La réponse est loin d’être évidente mais de nouvelles connaissances nous permettent aujourd’hui d’apporter quelques éléments.
Le département de l’Aude a été placé ce lundi 15 octobre 2018 en alerte rouge après de très violentes pluies qui ont causé, selon un bilan provisoire, 12 morts et plusieurs blessés. Cet été, ce sont les orages de mousson du mois d’août qui ont provoqué dans le sud-ouest de l’Inde la mort de plusieurs centaines de personnes et entraîné le déplacement de milliers d’autres en l’espace de quelques jours.
Sur le pourtour méditerranéen, les crues éclairs se produisent généralement en automne, lorsqu’un air chaud et humide en provenance de la Méditerranée rencontre un air plus froid sur le continent. Le 3 octobre 2015, 175 mm de pluie a été mesuré en deux heures (soit l’équivalent du cumul moyen observé entre septembre et octobre) sur certains secteurs de la Côte d’Azur, déclenchant une rapide montée des eaux qui a fait 20 victimes dans la région de Cannes.
Des pluies plus intenses avec le réchauffement climatique ?
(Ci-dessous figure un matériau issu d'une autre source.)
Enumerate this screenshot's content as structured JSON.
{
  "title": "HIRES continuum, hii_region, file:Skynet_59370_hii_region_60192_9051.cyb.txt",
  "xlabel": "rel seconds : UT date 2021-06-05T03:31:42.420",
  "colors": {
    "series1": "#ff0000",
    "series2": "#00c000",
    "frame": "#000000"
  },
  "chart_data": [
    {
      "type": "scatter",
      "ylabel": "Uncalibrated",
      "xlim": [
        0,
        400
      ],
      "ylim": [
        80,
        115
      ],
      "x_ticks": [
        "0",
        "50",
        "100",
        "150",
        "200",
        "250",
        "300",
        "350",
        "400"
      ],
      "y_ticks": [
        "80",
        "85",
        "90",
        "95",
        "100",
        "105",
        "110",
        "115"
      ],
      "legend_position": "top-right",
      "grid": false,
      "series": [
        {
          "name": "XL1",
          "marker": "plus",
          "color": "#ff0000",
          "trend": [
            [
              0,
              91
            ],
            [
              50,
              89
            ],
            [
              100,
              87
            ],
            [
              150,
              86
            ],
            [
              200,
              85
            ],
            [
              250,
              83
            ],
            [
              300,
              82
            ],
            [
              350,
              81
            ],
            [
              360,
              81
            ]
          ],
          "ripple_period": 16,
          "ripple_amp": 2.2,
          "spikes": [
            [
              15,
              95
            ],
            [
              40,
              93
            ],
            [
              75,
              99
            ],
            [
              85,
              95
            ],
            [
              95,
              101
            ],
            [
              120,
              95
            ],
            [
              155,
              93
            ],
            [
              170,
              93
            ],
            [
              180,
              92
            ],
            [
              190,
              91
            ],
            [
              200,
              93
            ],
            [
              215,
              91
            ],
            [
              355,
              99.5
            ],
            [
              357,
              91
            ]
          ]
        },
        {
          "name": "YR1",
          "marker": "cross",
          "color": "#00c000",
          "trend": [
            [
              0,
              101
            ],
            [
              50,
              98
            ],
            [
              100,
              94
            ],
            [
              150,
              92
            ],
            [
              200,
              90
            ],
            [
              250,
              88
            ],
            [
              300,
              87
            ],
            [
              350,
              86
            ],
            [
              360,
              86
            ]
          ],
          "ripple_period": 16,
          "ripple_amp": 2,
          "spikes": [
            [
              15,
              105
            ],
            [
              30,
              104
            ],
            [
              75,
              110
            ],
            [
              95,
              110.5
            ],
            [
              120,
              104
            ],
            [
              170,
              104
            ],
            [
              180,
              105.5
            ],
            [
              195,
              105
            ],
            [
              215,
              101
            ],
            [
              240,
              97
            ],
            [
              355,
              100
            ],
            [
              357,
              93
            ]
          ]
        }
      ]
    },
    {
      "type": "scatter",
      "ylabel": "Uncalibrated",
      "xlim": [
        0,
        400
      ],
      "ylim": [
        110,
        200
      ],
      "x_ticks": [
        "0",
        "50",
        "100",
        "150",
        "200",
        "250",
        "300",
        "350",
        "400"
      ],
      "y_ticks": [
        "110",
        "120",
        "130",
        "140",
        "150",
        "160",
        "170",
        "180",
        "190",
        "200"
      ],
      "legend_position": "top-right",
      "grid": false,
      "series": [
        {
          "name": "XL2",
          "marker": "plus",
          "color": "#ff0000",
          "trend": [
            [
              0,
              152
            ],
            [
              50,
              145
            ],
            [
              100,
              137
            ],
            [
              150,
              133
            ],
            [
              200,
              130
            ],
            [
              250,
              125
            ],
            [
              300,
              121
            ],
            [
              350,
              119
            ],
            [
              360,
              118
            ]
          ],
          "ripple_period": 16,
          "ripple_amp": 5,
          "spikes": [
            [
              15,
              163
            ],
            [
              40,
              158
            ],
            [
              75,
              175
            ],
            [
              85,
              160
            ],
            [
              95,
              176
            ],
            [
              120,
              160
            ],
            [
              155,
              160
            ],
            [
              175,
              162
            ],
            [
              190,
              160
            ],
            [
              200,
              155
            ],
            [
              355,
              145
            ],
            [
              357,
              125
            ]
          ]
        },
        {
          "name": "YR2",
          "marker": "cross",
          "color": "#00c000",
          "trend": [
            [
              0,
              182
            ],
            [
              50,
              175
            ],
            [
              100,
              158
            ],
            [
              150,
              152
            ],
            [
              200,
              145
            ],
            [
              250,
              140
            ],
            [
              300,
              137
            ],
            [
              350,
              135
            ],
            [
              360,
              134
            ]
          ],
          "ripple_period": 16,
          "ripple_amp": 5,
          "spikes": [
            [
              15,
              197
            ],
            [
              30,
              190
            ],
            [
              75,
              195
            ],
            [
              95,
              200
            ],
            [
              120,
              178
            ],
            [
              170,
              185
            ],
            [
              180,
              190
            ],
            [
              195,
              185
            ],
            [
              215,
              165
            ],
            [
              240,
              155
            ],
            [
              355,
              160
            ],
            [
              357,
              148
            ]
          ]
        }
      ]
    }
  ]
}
D’après le théorème de Clausius-Clapeyron, établi dans la première moitié du XIXe siècle dans le domaine de la thermodynamique, la pression de vapeur saturante de l’air augmente d’environ 7 % par degré de réchauffement. Autrement dit, plus l’air est chaud, plus il peut contenir de vapeur d’eau.
Dans le contexte du réchauffement climatique, les scientifiques ont émis l’hypothèse que les épisodes de pluies extrêmes devraient s’intensifier en suivant la loi de Clausius-Clapeyron qui impose une contrainte directe sur la quantité d’eau disponible dans l’atmosphère. Cette hypothèse a depuis été confrontée à de nombreuses observations.
En 2013, une étude a montré que, globalement, les précipitations journalières extrêmes se sont intensifiées au cours du XXᵉ siècle, de 6 à 8 % par degré de réchauffement global. Mais d’autres travaux indiquent à présent que les pluies intenses de courte durée, à l’échelle d’une heure, se sont intensifiées plus rapidement que ce que prévoit la théorie, avec des changements de l’ordre de 14 % par degré de réchauffement, soit le double par rapport à la relation de Clausius-Clapeyron.
Cette vitesse d’intensification inattendue a également été détectée récemment à l’échelle du continent australien ainsi que sur le pourtour méditerranéen français, à partir de réseaux d’observations des pluies couvrant plus de cinq décennies.
L’origine de ce phénomène est encore très discutée dans la littérature scientifique mais la réponse se trouve très probablement dans la physique des nuages et dans le dégagement de chaleur latente au moment de la condensation qui « accélère » la convection (c’est-à-dire le mouvement ascendant dans l’atmosphère à l’origine de nombreux épisodes de pluies extrêmes) et amplifie l’intensité des pluies.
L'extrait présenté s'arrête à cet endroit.